WANG Dong-xia1, JIANG Shu-hua1, WANG Jia-xiang1, CUI Ping2,*   

  1. 1. Department of Radiology, Fengtai Hospital of Integrated Traditional Chinese and Western Medicine, Beijing, 100072, China;
    2. Department of Radiology, Beijing Fengtai Hospital, Beijing, 100071, China
  • Online:2023-02-01 Published:2023-02-06

Abstract: Objective To explore and analyze the diagnostic efficacy of Philips 64-slice spiral CT in pulmonary nodules of different sizes, so as to promote the application of Philips 64-slice spiral CT. Methods From August 2017 to March 2022, 86 patients with large and small pulmonary nodules were selected for diagnosis and treatment in Beijing Fengtai Hospital of Integrated Traditional Chinese and Western Medicine, included 40 cases of pulmonary nodules with a diameter of ≤ 1 cm (small nodule group), 46 cases of pulmonary nodules with a diameter of 1-3 cm (large nodule group). All patients were examined by Philips 64-slice spiral CT, and the routine CT features, CT values, CT perfusion parameters, nodule malignancy rate and diagnostic value of the two groups were recorded.

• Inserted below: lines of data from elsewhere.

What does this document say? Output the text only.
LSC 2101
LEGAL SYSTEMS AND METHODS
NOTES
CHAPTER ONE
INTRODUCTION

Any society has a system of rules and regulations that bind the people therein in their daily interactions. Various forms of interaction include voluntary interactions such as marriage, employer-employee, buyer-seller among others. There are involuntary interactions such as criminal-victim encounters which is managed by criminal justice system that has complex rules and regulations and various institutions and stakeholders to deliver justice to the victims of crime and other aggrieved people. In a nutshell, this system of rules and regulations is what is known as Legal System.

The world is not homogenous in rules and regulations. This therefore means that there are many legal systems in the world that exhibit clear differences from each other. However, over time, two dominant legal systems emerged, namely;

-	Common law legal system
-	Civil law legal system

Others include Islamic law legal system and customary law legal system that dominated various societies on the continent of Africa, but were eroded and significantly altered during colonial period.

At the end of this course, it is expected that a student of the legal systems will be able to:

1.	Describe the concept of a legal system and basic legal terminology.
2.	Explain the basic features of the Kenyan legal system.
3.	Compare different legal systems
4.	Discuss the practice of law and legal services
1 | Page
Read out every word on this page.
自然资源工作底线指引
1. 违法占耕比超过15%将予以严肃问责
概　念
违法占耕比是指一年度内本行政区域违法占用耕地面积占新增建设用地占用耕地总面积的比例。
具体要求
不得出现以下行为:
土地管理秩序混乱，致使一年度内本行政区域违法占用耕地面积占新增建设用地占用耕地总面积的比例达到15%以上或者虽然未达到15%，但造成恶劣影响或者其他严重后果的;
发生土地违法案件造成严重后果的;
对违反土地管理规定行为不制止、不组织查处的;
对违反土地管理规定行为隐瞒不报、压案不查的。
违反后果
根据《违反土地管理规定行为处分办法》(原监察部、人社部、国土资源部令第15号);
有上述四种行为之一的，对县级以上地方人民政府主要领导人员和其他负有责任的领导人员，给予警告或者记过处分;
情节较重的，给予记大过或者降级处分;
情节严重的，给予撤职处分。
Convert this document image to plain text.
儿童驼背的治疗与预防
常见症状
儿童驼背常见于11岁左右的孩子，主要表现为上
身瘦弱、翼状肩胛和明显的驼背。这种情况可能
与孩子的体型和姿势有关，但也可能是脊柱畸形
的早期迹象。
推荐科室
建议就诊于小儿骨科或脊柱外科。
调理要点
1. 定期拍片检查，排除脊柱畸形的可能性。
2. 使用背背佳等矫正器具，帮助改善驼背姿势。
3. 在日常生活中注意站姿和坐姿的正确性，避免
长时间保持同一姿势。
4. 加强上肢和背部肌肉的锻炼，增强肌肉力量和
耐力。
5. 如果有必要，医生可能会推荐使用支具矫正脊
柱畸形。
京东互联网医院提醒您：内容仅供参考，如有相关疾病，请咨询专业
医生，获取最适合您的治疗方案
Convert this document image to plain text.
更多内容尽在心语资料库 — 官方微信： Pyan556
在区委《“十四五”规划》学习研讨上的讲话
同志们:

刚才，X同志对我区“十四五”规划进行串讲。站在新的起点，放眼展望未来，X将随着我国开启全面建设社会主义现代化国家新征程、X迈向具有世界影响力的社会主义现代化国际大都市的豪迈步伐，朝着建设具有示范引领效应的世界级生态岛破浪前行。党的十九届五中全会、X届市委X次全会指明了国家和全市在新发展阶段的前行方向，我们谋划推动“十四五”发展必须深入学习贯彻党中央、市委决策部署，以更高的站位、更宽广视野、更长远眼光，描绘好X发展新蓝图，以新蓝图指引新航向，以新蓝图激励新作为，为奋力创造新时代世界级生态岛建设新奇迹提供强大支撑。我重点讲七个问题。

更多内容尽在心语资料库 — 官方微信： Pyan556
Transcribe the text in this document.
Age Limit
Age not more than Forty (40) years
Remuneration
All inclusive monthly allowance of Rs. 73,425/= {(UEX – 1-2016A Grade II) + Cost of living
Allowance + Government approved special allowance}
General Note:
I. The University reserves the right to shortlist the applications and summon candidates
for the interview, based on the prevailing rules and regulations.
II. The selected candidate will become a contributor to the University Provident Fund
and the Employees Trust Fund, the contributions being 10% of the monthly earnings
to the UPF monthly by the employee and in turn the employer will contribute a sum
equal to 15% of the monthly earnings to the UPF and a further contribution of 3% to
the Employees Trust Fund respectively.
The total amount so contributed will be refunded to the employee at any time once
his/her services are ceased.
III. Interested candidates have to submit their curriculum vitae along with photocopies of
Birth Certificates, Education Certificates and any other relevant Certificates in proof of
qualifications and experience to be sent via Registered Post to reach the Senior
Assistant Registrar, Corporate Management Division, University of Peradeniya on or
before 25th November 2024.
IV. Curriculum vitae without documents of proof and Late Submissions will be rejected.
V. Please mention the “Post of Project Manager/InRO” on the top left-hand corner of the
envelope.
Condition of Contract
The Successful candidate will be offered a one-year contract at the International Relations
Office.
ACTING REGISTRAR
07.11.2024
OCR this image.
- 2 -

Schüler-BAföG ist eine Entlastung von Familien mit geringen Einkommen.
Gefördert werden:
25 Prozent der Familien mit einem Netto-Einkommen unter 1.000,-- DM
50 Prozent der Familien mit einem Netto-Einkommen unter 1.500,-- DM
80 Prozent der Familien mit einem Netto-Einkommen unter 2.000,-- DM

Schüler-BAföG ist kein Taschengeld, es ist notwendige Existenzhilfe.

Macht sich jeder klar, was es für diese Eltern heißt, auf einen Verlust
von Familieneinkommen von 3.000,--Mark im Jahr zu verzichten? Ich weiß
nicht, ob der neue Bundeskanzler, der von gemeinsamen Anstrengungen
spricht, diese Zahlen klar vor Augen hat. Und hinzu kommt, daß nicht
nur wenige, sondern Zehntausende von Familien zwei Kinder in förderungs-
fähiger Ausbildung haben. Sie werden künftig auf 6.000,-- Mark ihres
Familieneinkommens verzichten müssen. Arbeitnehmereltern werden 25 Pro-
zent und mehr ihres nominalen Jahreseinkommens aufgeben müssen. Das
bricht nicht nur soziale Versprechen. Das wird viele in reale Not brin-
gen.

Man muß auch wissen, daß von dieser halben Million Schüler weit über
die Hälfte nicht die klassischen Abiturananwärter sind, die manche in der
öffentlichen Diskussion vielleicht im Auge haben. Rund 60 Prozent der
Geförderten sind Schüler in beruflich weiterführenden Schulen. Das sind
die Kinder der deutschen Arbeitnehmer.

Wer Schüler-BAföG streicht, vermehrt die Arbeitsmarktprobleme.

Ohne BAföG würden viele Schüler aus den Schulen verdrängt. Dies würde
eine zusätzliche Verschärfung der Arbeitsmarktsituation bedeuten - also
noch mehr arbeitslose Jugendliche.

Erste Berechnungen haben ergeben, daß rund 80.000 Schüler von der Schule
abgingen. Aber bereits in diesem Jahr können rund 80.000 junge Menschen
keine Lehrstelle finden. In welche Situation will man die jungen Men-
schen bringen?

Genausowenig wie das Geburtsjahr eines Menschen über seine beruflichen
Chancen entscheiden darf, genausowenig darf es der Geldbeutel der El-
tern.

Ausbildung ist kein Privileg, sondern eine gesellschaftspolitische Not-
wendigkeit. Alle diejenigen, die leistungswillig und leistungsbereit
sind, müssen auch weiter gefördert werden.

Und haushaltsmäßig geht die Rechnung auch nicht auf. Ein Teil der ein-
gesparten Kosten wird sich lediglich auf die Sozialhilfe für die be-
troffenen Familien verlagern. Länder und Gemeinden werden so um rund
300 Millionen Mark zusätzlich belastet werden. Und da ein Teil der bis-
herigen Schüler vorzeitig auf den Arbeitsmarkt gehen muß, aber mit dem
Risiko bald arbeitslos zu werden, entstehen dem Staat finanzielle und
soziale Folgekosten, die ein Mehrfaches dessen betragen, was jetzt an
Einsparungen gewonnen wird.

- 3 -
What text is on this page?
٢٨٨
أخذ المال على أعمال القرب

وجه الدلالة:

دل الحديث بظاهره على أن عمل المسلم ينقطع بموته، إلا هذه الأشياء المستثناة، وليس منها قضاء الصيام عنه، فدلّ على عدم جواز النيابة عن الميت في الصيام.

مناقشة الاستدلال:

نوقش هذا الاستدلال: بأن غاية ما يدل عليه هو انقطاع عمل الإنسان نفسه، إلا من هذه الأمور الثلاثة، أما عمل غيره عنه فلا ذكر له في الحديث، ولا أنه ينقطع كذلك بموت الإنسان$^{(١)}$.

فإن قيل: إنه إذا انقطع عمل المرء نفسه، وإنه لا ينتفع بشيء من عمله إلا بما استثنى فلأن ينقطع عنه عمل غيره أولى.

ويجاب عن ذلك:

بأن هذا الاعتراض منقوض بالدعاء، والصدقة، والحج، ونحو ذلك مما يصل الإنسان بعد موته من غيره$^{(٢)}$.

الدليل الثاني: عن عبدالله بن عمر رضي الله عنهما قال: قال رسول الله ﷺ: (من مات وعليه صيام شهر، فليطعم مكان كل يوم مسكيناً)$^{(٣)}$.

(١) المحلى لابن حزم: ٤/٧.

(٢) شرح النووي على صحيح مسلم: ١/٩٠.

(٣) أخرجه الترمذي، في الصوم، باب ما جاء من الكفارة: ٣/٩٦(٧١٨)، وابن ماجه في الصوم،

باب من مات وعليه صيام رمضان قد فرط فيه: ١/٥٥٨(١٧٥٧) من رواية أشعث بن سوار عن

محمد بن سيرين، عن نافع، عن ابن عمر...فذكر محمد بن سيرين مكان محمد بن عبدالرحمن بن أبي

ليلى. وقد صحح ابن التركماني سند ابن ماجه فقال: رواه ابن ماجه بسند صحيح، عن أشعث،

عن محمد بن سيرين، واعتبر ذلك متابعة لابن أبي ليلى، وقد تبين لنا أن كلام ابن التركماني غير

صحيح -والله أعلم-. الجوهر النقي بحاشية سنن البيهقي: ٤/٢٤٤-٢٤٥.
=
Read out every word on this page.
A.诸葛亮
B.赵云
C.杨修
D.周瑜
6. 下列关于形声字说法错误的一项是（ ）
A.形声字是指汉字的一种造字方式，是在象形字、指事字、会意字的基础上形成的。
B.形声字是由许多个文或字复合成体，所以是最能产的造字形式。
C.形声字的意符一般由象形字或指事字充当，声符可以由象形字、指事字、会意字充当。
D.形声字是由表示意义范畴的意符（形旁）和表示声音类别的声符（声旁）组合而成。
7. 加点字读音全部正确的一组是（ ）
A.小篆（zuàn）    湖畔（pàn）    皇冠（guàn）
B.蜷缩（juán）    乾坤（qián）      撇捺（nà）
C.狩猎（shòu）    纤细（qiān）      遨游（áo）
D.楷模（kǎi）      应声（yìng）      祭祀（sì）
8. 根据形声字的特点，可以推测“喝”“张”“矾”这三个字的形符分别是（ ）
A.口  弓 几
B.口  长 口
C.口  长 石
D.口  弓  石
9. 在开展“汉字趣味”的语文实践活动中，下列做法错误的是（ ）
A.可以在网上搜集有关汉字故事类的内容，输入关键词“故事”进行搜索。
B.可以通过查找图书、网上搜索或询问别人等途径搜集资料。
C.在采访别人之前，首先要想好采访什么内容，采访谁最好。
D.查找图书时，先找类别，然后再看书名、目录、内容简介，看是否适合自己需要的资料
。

Results The air bronchus sign, pleural stretch sign, vacuole sign, vascular aggregation sign, lobulation sign, burr sign and other CT features in the large nodule group accounted for 80.43%, 86.96%, 89.13%, 84.78%, 89.13%, 80.43%, which were significantly higher than 30.00%, 35.00%, 45.00%, 52.50%, 35.00%, and 50.00% in the small nodule group (P<0.05). The CT values of the large nodule group were significantly higher than those of the small nodule group (P<0.05). The bronchial artery perfusion value and pulmonary artery perfusion value in the large nodule group were significantly higher than those in the small nodule group (P<0.05), and there was no significant difference in the perfusion index between the two groups (P>0.05). The malignant rate of the large nodule group was 80.43% (37/46), included 20 adenocarcinomas, 13 squamous cell carcinomas, and 4 small cell carcinomas; the malignant rate of the small nodule group was 30.00% (12/40), of which there were 6 cases of adenocarcinoma, 4 cases of squamous cell carcinoma, and 2 cases of small cell carcinoma, there were significant differences in pairwise comparison (P<0.05). Conclusion The application of Philips 64-slice spiral CT in pulmonary nodules of different sizes can reflect the pathological status of the nodules through the imaging morphological features and perfusion characteristics, and has a good diagnostic performance, it can help the qualitative diagnosis of pulmonary nodules of different sizes.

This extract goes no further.